Tipp: Bei der Abnahme einer Photovoltaikanlage sollte auch auf die Ziegel geachtet werden, um eine vorliegende Beschädigung auszuschließen. Gerade Ziegel im Bereich der Befestigungen des Montagegestells können aufgrund von Spannungen reißen. Auch der Handwerker, der die Montage der Photovoltaikanlage ausgeführt hat, sollte sich aus den vorgenannten Gründen der Kundenbindung und -zufriedenheit Gedanken zu seinem Verhalten bei einem solchen Schaden machen.
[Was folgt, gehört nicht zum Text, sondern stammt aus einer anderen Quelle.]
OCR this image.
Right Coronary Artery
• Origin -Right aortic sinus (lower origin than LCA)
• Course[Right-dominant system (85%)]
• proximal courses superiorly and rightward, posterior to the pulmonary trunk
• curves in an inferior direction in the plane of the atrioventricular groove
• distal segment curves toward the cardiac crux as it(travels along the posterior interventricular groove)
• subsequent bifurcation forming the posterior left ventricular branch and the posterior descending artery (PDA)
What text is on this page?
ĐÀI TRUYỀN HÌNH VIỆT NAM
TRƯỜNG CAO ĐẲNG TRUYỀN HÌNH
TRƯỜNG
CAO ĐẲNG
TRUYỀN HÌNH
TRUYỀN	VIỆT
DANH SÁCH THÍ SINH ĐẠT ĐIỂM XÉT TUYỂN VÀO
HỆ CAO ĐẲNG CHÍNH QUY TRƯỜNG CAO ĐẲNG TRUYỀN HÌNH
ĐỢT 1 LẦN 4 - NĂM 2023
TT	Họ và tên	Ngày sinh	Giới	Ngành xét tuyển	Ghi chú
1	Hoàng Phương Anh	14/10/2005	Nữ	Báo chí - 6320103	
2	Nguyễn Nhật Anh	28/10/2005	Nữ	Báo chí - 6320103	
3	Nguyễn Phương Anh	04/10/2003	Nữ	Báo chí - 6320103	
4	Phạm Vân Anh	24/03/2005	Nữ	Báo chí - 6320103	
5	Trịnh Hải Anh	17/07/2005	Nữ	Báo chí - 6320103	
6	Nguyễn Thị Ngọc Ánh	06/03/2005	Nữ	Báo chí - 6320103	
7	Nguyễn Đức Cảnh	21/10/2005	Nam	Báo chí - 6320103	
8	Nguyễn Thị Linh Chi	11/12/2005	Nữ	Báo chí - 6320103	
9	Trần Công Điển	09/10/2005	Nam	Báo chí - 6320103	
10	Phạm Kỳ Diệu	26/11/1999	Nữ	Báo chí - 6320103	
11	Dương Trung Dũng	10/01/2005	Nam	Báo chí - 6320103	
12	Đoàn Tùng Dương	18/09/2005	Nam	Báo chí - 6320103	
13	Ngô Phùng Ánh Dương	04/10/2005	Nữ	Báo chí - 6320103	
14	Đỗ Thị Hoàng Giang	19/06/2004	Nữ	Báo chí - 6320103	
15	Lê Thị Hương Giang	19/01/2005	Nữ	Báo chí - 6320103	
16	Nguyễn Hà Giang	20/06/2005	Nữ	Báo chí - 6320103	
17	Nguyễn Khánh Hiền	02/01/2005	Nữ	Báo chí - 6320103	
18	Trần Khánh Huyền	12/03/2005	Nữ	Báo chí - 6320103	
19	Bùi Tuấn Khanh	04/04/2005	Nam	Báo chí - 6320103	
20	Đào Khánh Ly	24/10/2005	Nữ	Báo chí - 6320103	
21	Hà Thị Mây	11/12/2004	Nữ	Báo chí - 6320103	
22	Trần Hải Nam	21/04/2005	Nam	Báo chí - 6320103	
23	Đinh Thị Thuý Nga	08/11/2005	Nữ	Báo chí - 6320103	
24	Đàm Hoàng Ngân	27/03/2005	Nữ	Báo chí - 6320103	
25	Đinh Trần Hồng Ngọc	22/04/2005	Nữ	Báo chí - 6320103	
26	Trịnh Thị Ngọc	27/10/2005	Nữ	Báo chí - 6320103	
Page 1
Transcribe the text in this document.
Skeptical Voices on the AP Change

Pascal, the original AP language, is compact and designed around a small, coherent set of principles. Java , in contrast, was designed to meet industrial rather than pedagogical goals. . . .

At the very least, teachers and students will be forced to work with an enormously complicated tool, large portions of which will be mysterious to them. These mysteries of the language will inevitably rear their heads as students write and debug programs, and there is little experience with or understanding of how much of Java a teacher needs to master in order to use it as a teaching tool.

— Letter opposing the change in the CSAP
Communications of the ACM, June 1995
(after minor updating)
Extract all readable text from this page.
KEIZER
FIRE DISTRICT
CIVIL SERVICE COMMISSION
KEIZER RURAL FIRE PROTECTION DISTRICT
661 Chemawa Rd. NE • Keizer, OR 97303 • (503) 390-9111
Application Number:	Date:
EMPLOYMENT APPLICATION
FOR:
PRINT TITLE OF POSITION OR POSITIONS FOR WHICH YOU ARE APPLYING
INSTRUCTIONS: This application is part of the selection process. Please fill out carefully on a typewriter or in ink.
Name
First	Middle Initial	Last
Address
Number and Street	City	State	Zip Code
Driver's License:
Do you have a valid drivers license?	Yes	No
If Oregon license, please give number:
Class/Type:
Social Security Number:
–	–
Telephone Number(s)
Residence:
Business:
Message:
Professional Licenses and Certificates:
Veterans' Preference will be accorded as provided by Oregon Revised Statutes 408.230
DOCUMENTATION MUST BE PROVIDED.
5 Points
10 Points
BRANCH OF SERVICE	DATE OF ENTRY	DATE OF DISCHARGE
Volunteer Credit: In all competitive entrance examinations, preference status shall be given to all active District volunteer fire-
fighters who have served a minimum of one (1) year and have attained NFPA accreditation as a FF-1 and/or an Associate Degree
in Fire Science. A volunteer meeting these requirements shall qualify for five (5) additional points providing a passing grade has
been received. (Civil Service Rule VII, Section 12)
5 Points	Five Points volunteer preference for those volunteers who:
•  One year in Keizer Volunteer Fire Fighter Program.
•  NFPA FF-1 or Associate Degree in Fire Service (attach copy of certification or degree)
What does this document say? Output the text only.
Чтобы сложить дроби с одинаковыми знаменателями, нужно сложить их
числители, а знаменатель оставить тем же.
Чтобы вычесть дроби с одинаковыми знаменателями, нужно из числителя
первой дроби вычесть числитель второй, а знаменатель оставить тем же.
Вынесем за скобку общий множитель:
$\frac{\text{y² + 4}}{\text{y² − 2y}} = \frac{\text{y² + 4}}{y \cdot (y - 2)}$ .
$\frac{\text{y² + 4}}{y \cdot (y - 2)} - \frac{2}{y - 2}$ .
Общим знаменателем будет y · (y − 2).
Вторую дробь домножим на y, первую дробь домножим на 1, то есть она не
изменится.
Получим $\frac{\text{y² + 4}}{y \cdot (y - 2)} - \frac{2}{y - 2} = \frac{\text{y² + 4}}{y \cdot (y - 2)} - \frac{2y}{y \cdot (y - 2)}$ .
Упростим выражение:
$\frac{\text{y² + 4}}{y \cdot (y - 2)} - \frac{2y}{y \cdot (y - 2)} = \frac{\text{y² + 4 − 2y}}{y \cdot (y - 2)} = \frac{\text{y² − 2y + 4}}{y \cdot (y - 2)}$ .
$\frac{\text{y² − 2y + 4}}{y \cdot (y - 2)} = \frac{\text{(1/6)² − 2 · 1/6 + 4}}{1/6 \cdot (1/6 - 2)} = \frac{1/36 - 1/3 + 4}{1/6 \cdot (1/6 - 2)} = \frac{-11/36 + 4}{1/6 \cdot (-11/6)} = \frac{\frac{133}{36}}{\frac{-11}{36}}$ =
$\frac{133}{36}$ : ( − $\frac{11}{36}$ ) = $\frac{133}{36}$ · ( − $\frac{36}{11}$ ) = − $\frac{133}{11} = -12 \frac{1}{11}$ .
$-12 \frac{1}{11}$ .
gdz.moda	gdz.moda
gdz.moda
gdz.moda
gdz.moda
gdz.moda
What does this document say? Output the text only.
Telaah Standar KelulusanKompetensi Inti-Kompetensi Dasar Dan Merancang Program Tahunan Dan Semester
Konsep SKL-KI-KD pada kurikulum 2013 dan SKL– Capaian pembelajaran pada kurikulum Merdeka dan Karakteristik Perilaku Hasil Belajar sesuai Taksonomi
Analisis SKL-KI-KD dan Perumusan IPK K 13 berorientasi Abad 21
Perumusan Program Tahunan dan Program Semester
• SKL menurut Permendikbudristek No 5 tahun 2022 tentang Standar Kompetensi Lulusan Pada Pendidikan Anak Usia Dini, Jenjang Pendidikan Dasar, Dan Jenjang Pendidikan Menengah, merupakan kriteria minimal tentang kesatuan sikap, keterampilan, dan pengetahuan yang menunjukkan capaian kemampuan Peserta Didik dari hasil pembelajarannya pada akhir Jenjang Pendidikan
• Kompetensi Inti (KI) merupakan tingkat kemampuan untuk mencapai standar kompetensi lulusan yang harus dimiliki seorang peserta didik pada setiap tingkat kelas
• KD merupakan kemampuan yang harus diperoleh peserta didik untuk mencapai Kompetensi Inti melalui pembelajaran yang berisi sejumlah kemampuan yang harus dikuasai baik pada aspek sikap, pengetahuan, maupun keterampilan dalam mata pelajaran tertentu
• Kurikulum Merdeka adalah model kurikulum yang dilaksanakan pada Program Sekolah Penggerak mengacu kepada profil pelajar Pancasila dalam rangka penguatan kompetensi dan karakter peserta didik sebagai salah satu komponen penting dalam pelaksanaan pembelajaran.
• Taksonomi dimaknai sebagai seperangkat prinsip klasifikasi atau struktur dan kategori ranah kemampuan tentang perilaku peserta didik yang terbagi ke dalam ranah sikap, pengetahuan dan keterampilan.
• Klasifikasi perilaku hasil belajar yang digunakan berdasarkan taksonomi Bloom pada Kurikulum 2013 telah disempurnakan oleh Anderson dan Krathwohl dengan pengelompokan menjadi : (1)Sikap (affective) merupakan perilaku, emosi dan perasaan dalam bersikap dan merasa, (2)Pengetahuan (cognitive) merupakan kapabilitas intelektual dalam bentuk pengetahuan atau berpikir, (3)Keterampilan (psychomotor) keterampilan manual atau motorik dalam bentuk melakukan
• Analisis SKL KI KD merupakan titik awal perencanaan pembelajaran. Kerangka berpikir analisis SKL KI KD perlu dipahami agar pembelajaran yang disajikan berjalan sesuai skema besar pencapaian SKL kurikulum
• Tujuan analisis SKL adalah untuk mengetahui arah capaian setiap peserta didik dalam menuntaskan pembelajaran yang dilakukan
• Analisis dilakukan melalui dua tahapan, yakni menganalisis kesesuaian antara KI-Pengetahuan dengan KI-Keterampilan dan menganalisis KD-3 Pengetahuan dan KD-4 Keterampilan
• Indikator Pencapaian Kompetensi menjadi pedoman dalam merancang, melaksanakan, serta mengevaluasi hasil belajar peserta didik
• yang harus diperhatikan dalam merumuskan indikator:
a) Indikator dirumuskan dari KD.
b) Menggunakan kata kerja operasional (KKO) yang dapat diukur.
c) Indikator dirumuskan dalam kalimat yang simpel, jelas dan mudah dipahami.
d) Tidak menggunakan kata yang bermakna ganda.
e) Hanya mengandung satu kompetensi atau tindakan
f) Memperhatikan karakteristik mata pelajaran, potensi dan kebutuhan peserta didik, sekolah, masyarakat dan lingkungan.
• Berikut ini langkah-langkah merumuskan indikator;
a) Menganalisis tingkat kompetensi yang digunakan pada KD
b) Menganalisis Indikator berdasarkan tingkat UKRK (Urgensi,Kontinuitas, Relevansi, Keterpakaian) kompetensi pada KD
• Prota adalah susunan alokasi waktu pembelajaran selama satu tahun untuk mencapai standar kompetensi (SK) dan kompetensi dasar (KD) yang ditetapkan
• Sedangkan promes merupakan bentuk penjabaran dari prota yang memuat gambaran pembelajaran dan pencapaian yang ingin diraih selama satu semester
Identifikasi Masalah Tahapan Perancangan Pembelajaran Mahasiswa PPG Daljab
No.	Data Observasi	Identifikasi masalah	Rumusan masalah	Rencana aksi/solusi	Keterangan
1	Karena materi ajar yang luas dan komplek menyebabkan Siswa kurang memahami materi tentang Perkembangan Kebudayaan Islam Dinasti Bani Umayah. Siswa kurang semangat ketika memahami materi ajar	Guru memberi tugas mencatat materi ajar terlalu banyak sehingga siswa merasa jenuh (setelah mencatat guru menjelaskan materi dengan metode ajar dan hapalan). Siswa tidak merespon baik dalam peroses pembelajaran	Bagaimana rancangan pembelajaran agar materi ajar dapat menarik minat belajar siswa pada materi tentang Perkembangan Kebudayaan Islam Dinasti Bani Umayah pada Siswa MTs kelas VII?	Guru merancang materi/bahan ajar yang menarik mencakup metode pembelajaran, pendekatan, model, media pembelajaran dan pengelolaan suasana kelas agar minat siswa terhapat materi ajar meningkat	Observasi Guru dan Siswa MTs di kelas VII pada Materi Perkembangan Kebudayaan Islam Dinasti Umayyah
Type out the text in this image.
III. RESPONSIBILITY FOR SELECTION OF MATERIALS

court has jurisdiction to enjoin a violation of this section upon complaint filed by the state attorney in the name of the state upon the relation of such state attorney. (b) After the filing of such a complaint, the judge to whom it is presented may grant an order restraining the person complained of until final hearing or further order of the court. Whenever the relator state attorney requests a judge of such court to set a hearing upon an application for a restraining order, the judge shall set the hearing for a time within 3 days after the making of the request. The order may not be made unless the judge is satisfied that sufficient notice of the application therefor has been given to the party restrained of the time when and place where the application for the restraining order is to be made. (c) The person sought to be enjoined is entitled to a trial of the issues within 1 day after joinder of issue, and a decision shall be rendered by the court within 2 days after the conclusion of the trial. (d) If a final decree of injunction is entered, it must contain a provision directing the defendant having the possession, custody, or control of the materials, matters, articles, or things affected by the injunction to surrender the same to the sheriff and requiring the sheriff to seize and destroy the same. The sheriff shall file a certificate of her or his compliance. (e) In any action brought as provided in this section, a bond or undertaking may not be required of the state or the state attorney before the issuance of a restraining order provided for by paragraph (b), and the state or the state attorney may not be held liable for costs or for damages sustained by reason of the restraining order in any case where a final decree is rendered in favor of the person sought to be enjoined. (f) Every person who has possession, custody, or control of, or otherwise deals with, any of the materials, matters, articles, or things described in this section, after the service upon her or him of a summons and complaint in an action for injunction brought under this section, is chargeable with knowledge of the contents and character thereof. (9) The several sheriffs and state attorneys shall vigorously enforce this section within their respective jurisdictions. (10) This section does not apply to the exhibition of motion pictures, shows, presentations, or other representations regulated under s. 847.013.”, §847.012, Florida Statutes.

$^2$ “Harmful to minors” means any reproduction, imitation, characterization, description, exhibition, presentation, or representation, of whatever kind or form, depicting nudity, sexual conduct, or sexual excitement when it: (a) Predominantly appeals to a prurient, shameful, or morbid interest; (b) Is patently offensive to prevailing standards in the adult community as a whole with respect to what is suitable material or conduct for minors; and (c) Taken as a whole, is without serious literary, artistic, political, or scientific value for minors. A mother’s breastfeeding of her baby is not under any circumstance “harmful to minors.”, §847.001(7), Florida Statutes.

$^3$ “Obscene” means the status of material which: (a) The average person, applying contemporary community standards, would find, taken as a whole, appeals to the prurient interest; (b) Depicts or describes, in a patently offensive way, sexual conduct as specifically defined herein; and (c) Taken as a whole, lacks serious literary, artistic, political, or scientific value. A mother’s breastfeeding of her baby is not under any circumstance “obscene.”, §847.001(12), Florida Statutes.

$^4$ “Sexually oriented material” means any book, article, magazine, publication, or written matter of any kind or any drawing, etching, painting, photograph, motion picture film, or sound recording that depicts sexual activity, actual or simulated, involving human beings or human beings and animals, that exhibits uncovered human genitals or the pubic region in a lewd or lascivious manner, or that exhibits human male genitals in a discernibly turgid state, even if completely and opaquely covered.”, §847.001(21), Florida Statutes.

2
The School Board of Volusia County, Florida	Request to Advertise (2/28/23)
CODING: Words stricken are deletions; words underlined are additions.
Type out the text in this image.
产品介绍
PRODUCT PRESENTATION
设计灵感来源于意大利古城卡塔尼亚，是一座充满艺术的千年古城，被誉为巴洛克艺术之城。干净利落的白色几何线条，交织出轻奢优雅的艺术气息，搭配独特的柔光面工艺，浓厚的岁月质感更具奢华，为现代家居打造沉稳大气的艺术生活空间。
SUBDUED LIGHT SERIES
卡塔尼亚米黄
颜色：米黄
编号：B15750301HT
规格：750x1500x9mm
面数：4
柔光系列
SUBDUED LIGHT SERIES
Schadenersatz: Das Recht auf Schadenersatz umfasst nicht nur den Ziegelschaden, sondern auch alle Mangelfolgeschäden, und damit auch den entgangenen Einnahmeausfall. Sollte sich nicht beweisen lassen, wer der Verursacher des Ziegelschadens ist, wird sich der Dachdecker wohl auf die mängelfreie Abnahme des (neuen) Ziegeldaches berufen und die Verantwortlichkeit auf den nachfolgenden Handwerker schieben. In diesem Fall könnte ein Rechtsstreit nebst Beweissicherungsverfahren Klärung bringen, in welchem auch dem nachfolgenden Handwerker der Streit bekannt zu geben wäre. Maßgeblich sind dabei aber immer die Umstände des Einzelfalls, sodass eine generelle Antwort im Hinblick auf die Verantwortlichkeit nicht möglich ist.